Measuring, counting and switching

In addition to an operating temperature of – 40 to + 130°C, the short reaction time of only 8 m/s is also an advantage for distance sensors. This enables them to achieve a switching cycle of at least of 32 ms and record up to 30 parts per second. This is sufficient for many industrial production processes. This means that as well as measuring filling levels in filling systems and drink vending machines, the distance meters are also suitable as counters on conveyor belts or as sensors for controlling industrial robots. As a result of the wide operating temperature range Sharp DMS can be used even in situations where there a great amount of process heat is generated. In addition, DMS can be used as proximity switches to activate a vending machine or information terminal as soon as it is approached by a user. When the user moves away, the machine switches back to electricity-saving standby mode. DMS are therefore a simple and cost-effective way of saving electricity, particularly for machines that are only used sporadically. In vehicles, distance sensors could be used as dimmers for interior lighting or for selectively controlling ventilation and air-conditioning. The system could automatically detect which seats in a car are actually occupied and direct the cooling flow of air only towards the occupied seats. Optimising the use of the airconditioning system in this way will reduce petrol consumption, especially if the driver is the only occupant of the vehicle. Sharp now also offers a battery-operated DMS for sanitary applications. They are suitable for use where there is no power supply available or where electricity cannot be supplied for safety reasons - in rooms where water is present, for example. They are already used in automatic toilet flush systems, taps, hand-driers and paper dispensers.
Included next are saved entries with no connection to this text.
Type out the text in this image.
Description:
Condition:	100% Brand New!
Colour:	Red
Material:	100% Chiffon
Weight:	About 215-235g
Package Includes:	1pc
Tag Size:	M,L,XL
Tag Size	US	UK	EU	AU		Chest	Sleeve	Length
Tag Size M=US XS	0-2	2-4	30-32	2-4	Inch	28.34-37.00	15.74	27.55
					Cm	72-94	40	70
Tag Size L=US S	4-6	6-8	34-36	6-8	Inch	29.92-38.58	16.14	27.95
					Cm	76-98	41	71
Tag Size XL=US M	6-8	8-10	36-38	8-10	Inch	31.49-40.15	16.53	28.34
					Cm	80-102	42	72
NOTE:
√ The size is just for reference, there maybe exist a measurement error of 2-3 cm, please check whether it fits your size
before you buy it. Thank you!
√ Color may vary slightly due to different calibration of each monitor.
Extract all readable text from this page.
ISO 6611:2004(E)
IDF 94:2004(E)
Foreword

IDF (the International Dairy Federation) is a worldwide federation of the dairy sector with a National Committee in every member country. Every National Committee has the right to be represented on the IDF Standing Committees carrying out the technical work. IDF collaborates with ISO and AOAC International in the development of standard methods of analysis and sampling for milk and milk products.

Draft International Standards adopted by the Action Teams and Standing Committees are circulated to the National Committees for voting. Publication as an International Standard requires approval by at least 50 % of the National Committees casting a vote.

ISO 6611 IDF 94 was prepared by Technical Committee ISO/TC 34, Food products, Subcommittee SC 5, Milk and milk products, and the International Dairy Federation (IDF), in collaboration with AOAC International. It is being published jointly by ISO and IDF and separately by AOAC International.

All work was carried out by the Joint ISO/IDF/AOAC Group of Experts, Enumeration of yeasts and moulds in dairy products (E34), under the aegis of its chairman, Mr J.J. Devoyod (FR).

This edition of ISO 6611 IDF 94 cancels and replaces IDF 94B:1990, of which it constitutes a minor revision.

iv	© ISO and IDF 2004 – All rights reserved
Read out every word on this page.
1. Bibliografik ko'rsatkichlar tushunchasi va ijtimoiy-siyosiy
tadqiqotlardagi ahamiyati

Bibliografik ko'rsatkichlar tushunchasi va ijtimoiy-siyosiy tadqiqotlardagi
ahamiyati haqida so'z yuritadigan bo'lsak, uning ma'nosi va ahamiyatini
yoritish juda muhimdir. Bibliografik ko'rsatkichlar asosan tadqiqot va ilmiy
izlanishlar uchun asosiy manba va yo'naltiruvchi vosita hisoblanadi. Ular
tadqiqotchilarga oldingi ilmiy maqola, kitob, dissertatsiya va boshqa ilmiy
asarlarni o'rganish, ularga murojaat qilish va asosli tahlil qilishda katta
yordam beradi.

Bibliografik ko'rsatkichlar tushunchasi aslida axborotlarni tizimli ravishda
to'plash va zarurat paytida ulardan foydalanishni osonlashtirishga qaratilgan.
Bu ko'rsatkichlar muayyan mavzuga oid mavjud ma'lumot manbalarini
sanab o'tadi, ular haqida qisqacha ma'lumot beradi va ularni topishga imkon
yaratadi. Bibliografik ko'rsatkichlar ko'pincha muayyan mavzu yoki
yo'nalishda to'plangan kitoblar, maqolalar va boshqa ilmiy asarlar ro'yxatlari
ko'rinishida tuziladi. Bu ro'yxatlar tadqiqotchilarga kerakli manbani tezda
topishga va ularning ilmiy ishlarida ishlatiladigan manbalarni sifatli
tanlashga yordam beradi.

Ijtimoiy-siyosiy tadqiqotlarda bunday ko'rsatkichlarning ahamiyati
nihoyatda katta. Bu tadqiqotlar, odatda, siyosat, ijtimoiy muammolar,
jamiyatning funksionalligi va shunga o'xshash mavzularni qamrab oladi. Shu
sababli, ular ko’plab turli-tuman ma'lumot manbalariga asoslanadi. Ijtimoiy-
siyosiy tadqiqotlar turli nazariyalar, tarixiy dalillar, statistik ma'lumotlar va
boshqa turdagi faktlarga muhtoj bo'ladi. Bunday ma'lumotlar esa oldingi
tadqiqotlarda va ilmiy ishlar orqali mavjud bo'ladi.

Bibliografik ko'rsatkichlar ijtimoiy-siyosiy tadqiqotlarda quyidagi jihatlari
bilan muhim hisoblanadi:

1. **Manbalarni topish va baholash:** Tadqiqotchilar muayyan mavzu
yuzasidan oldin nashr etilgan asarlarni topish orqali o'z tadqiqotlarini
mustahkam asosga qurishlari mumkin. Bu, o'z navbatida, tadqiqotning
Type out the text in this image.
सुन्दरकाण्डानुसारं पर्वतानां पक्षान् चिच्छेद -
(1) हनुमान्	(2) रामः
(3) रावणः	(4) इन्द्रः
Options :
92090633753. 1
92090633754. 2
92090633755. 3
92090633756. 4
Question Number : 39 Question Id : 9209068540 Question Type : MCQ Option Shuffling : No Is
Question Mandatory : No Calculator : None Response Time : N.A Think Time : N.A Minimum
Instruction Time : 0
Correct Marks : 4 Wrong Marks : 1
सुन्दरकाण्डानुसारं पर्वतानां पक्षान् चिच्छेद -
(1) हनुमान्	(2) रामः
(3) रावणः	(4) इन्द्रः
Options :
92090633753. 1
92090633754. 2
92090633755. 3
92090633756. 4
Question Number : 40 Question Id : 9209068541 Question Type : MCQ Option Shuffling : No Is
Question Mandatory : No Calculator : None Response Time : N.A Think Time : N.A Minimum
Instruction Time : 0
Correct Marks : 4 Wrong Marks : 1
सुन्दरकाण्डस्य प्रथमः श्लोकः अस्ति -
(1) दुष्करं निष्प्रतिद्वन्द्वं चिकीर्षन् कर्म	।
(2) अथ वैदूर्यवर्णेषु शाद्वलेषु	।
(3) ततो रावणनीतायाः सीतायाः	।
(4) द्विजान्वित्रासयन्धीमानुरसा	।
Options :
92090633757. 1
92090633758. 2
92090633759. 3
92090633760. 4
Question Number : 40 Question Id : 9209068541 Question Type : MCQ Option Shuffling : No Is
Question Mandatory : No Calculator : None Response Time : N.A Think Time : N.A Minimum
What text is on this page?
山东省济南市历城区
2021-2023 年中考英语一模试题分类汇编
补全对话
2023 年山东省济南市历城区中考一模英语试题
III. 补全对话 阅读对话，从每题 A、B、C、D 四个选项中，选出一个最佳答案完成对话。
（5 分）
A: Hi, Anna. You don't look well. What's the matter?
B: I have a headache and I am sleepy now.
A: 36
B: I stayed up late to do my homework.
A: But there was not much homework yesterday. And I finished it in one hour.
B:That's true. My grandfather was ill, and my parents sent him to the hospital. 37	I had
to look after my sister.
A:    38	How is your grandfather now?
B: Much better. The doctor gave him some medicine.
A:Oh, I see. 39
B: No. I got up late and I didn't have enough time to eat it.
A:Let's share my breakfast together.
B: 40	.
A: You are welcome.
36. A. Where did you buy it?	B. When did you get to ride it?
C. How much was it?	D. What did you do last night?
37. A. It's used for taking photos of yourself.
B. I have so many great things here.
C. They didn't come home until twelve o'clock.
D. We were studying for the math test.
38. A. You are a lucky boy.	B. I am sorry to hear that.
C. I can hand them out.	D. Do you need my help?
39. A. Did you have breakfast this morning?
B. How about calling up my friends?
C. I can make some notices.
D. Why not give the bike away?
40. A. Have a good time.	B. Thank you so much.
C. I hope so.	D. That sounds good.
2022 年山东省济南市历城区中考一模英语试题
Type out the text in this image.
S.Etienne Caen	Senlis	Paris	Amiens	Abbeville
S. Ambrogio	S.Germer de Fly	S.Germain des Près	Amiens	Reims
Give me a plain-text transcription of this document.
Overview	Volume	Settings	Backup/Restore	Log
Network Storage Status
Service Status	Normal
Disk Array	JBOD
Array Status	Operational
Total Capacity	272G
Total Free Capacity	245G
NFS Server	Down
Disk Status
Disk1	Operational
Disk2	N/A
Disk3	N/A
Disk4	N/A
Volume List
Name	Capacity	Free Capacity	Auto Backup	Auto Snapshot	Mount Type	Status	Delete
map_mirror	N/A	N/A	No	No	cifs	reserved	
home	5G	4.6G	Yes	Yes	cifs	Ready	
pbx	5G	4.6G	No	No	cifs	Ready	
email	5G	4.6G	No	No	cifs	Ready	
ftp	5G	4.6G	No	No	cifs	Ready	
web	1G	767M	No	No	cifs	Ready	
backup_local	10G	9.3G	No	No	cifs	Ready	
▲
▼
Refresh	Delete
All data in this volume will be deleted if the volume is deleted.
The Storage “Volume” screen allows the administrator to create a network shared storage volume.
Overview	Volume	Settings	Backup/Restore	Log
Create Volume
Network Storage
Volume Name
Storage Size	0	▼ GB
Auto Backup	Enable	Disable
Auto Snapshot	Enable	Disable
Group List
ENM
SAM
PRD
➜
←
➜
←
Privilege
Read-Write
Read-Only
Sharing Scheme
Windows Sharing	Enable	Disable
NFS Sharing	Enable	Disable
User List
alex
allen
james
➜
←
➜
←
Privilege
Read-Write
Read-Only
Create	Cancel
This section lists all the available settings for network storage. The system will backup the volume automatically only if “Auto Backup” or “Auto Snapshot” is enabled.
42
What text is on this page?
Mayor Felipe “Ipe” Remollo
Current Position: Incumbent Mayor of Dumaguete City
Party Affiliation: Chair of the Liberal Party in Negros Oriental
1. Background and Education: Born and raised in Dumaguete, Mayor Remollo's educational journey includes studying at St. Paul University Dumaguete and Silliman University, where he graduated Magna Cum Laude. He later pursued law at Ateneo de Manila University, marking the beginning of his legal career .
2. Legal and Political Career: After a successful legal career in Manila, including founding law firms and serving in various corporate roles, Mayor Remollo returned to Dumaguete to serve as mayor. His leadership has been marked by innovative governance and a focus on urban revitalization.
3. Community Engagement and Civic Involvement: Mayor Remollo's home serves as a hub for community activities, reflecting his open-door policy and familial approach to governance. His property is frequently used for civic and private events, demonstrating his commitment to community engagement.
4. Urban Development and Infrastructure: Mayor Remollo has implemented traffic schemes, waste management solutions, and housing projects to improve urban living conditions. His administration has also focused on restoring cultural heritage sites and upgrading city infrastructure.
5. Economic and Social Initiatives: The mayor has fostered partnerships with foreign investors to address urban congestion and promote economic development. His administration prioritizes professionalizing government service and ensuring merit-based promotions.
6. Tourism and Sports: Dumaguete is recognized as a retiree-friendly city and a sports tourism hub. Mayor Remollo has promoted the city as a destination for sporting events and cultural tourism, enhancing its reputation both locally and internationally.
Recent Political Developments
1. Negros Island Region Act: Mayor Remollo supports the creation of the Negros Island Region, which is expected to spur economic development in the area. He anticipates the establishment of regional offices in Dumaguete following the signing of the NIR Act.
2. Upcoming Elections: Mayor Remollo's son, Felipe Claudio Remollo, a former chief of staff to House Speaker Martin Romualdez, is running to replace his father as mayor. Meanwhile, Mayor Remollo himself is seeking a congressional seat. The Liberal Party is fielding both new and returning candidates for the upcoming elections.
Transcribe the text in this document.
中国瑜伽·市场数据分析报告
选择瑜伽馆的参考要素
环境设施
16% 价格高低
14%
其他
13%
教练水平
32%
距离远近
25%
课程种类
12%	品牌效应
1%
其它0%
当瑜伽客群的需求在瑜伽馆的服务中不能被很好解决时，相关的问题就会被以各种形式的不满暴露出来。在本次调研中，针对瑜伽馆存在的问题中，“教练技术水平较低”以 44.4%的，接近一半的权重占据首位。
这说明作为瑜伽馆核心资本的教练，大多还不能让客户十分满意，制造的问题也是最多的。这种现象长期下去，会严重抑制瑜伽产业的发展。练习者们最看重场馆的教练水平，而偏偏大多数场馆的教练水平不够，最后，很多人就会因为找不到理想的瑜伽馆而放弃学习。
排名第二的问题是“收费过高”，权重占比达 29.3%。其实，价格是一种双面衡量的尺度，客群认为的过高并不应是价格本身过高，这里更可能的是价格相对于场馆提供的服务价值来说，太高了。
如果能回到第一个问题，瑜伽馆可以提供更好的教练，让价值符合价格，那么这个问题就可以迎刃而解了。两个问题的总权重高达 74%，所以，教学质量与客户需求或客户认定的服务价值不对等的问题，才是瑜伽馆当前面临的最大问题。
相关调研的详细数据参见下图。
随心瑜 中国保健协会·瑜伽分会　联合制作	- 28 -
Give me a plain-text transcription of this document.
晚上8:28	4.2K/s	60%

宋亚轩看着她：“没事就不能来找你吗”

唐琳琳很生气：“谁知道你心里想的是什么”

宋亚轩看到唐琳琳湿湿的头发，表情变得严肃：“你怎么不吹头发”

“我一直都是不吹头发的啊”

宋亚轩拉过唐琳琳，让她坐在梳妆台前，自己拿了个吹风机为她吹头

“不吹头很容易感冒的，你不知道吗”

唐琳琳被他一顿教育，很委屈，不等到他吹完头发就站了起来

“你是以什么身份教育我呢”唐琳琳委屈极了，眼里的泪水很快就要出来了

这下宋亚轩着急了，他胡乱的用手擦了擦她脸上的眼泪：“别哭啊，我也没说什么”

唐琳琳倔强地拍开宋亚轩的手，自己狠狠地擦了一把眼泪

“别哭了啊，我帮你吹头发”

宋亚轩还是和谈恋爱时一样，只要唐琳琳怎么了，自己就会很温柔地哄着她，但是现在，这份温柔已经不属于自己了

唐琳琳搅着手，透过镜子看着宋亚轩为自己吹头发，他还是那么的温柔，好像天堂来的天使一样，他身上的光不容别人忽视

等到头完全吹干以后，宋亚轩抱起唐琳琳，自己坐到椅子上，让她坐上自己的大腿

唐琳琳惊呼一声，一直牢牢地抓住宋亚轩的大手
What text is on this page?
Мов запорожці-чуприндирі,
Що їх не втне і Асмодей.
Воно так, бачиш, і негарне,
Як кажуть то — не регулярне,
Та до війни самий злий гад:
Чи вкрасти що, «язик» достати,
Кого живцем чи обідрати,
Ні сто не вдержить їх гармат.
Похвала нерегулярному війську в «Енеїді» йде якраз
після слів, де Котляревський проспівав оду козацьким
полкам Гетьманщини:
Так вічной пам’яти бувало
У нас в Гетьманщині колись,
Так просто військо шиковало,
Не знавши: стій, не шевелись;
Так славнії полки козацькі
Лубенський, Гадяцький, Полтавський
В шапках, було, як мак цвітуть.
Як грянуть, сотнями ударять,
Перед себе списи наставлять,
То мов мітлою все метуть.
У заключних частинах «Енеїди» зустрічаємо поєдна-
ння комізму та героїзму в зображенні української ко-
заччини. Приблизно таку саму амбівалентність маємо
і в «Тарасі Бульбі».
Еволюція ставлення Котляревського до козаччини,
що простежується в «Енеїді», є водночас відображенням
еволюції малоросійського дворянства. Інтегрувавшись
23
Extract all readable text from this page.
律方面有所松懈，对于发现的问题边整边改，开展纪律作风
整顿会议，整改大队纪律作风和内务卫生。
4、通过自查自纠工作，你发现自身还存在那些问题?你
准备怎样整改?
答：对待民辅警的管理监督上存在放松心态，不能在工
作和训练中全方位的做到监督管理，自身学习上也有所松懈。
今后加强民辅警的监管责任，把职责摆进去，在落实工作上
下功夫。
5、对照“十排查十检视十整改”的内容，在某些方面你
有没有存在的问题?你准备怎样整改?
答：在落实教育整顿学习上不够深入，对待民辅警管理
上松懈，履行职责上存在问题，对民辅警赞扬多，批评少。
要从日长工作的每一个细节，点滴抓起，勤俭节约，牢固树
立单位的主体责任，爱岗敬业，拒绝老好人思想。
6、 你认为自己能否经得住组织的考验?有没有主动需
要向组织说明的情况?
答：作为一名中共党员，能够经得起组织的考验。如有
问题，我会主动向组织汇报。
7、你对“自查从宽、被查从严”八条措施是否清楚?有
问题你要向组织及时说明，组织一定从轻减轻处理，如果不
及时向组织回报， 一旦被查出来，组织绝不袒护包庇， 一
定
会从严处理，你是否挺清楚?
Infrared eyes instead of a camera

Wide-angle sensors (WAS) are a further technical development of distance meters. Wide-angle sensors contain five DMS units, which are arranged horizontally with an aperture of 25°. This means that a WAS is not only able to detect the fact that an object is approaching, but also the direction from which it is approaching. If a number of DMS units are used, the aperture can be widened to up to 90°. Distances of 4 to 30 cm, 20 to 150 cm or 40 to 300 cm can be determined, depending on the type of sensor. The sensor that is suitable for long distances measures 53 x 20 x 21 mm3. Shorter-range models measure 41 x 20 x 21 mm3. If a WAS is also equipped with a pyroelectric sensor, it can distinguish between people and objects based on the differing levels of thermal radiation. The heat radiation is detected using pyroelectric crystals, which respond to changes in temperature with a change of status. Intelligent wide-angle sensors are therefore suitable as a cost-effective alternative to camera systems, for controlling self-propelled robots, for example. Sharp is currently supporting a development project, in which autonomous robots are used to measure buildings. This shows how useful it is for a WAS to be able to distinguish between people and objects and not to be sensitive to different surfaces and movements. If a robot encounters obstacles such as walls or items in a room during measurement, it will avoid them. If a person approaches, the robot will detect that it is a person on the basis of thermal radiation and wait until the person has moved out of the reception range before continuing its work. This means we are that much closer to the concept of robots not just measuring but also cleaning buildings as if by magic.

Wide-angle sensors (WAS)

Distance-measuring sensors (DMS)

Summary: you don’t always have to go for the expensive solution

The high-resolution recognition of objects and people is not needed in many areas of automation technology. For this reason, distancemeasuring sensors and wide-angle sensors are often a perfectly adequate and, above all, cost-effective alternative to camera systems. By combining them with pyroelectric sensors to distinguish between people and objects, the DMS or WAS can also function as sensors for self-propelled robots.